Some technical reading
- Feuk L, et al. (2006). Structural variation in the human genome. Nature Reviews Genetics, vol. 7 no. 2, pp. 85-97. An older review, but still an interesting discussion of variation between people. Fairly technical. You’ll need a subscription to the journal.
- Khaja R, et al. (2006). Genome assembly comparison identifies structural variants in the human genome. Nature Genetics, vol. 38 no. 12, pp. 1413-1418. One method of comparing two human genome sequences to each other. Very technical. Article freely available here.
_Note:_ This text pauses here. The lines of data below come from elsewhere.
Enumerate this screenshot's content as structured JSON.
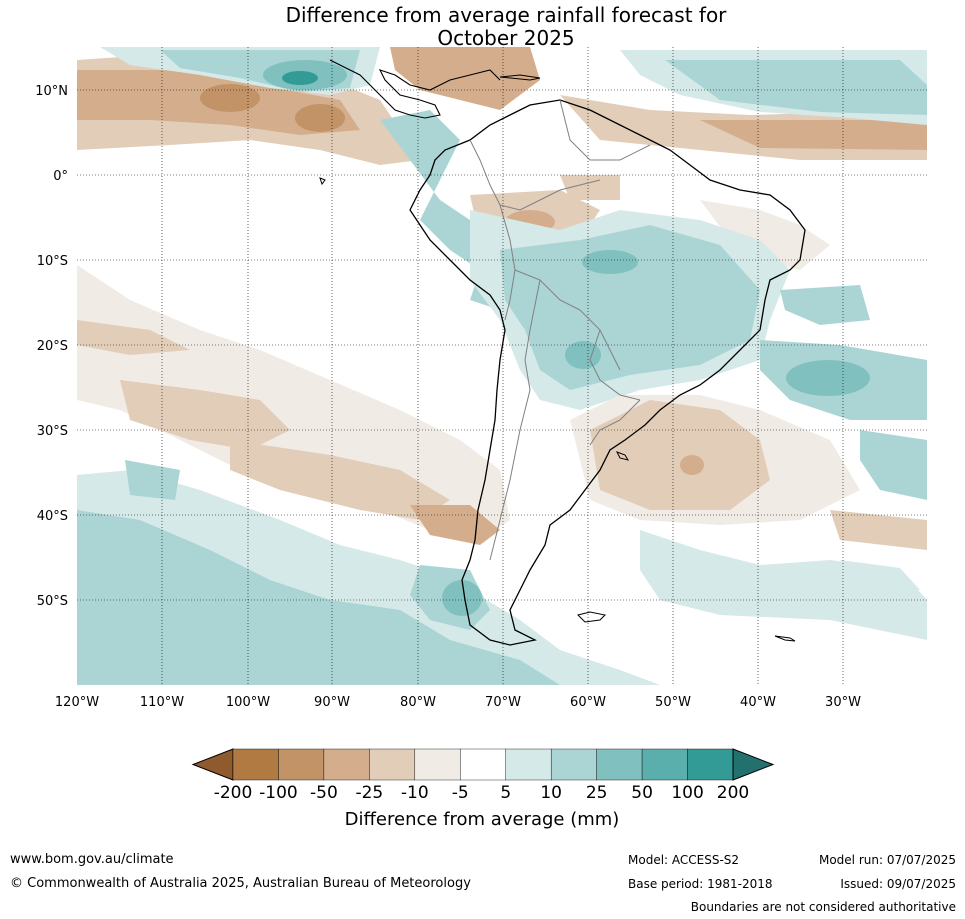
{
  "title_line1": "Difference from average rainfall forecast for",
  "title_line2": "October 2025",
  "map": {
    "lon_labels": [
      "120°W",
      "110°W",
      "100°W",
      "90°W",
      "80°W",
      "70°W",
      "60°W",
      "50°W",
      "40°W",
      "30°W"
    ],
    "lat_labels": [
      "10°N",
      "0°",
      "10°S",
      "20°S",
      "30°S",
      "40°S",
      "50°S"
    ]
  },
  "colorbar": {
    "title": "Difference from average (mm)",
    "tick_labels": [
      "-200",
      "-100",
      "-50",
      "-25",
      "-10",
      "-5",
      "5",
      "10",
      "25",
      "50",
      "100",
      "200"
    ],
    "colors": [
      "#8f5a2d",
      "#b07a42",
      "#c29366",
      "#d4ae8c",
      "#e2cdb9",
      "#f1ebe5",
      "#ffffff",
      "#d5e9e8",
      "#aad5d4",
      "#80c0bf",
      "#5aaeab",
      "#339b96",
      "#22716e"
    ]
  },
  "footer": {
    "website": "www.bom.gov.au/climate",
    "copyright": "© Commonwealth of Australia 2025, Australian Bureau of Meteorology",
    "model": "Model: ACCESS-S2",
    "base_period": "Base period: 1981-2018",
    "model_run": "Model run: 07/07/2025",
    "issued": "Issued: 09/07/2025",
    "disclaimer": "Boundaries are not considered authoritative"
  }
}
- Levy S, et al. (2007). The diploid genome sequence of an individual human. Public Library o Science Biology, vol. 5 no. 10, article e254. The first individual human genome sequence, in this case belonging to Dr. J. Craig Venter. Quite technical. Article freely available here.
- Pang AW, et al. (2010). Towards a comprehensive structural variation map of an individual human genome. Genome Biology, vol. 11 no. 5, article R52. This is one paper that shows peoples’ genomes differ from each other in millions of different places. Quite technical. Article freely available here.
- Wheeler DA, et al. (2008). The complete genome of an individual by massively parallel DNA sequencing. Nature, vol. 452 no. 7189, pp. 872-876. The genome sequence of Dr. James Watson, one of the discoverers of the famous “double helix” structure of DNA. Quite technical, although the box about ethical issues of genome sequencing is an interesting and easy read. You’ll need a subscription for this one, too.